Depuis un moment le jeune homme au front bas courbait de plus en plus la tête ; son menton s’écrasait sur sa poitrine ; un inexprimable sentiment de malaise, de honte, de dépit, l’enveloppait ; il eût voulu se révolter, frapper quelqu’un, crier une injure ; mais toutes ses volontés mauvaises demeuraient en lui comme nouées, tordues sur elle-mêmes et douloureusement impuissantes. Il se sentait sous l’influence de quelque chose de nouveau pour lui, et de plus fort, de plus grand que tout ce qui était lui-même ; et ce quelque chose l’intimidait, l’effrayait ; il eût voulu s’y dérober, fuir… mais ses pieds étaient cloués au sol. Il se heurtait à la Bonté et à la Sympathie comme à des obstacles matériels, inconnus, brusquement dressés devant ses volontés pernicieuses ; ces forces-là l’étonnaient, lui étaient pénibles, insupportables.

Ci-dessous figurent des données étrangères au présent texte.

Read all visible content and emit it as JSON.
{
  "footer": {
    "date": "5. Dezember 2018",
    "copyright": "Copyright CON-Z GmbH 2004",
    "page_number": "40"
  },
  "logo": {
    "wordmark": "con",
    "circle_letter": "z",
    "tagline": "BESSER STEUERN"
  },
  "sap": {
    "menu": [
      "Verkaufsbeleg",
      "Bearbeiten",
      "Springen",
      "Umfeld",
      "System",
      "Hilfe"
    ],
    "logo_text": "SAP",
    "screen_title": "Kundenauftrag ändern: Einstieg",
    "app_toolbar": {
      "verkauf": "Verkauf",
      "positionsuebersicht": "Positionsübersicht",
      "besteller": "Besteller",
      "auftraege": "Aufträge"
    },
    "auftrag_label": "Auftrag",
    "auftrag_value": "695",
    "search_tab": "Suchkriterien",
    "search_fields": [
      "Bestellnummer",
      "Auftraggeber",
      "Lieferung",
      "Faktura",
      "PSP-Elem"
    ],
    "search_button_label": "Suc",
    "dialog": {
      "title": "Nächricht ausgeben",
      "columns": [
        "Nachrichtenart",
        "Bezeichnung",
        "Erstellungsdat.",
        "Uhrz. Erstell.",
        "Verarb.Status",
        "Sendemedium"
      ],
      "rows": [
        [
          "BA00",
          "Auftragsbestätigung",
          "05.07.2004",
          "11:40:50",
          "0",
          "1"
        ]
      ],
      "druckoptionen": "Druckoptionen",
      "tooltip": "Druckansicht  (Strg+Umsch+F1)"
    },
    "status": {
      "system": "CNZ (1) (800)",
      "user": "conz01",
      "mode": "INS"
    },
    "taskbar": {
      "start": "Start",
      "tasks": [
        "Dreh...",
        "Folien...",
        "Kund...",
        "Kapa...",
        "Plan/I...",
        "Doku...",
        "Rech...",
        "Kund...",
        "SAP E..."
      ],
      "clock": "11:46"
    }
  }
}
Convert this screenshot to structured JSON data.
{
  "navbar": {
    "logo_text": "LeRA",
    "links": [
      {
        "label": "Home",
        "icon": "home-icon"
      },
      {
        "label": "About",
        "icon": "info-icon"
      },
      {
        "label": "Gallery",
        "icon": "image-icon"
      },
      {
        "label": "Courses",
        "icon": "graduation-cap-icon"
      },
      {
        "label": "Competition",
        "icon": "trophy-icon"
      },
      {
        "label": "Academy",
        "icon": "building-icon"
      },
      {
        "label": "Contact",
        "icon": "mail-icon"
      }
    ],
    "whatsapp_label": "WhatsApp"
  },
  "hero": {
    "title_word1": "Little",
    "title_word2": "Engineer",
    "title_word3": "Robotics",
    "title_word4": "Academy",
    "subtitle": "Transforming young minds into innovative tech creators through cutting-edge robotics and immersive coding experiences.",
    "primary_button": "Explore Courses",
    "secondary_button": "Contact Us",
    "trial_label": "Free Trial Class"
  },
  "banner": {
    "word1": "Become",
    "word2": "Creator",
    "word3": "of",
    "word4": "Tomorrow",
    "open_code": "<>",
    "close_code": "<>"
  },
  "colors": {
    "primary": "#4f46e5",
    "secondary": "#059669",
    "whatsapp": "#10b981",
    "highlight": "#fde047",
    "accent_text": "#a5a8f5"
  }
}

Elles contrariaient tout en lui. Qu’était-ce que ces puissances qu’il n’avait jamais rencontrées ? De quel droit le prenaient-elles, voulaient-elles le lier et le conduire à leur guise ? Il frappa du pied ; il se détourna un peu…

— Embrasse ton grand frère, mon petit Bernard. L’enfant alla vers Césariot… qui éclata en sanglots…

Un bien-être entra soudainement en lui ; il ne lutta plus contre tout cet inconnu qui l’assaillait ; de son cœur, qui crevait, sortaient à flots, avec des larmes, la haine, la rancune, l’envie… Et l’amour s’y engouffrait…

— Il est sauvé, dit le vieux docteur, mais qu’il pleure, qu’il pleure tout son saoul et de toutes ses forces. Embrasse-le bien, petit.

Bernard étreignait Césariot le plus fort qu’il pouvait.

— Embrasse-le, répétait M. Rinal, ton grand frère, qui sera toujours un honnête homme, car il a choisi, il choisit en ce moment, pour toujours, d’être un honnête homme.

— Assez ! assez ! sanglota Césariot, assez !

Et on l’entendit qui disait à travers les hoquets convulsifs de sa douleur d’enfant :

— Jamais, jamais encore je n’avais pleuré… c’est le premier coup, le premier coup… (la première fois) ; ne me dites plus rien, monsieur… je ferai ce que vous voudrez. Et j’obéirai à mon frère… et je le protégerai !

Et, se baissant, il prit le petit à pleins bras et le serra contre lui.

Je le protégerai ! C’était le mot de la régénération ! Il a tout à la fois la conscience de sa force, la fierté de soi-même, le sentiment de la dignité humaine, — l’être qui en protège un autre.

Maurin, ne sachant plus où il en était, sortit brusquement pour aller regarder, du haut de la terrasse, si l’île du Levant était toujours à la même place sur le bleu de la mer.

Le lendemain Césariot déclarait au patron Antiboul :

— Pêcheur sur la mer, patron, c’est le plus beau des métiers ! Je commence à le comprendre.

Et à quelque temps de là M. Rinal lui dit :

— Enfin que voulais-tu ? que cherchais-tu ? Tâche de me l’expliquer ? Que demandais-tu, mon garçon ?

— Ce que j’ai trouvé, monsieur Rinal.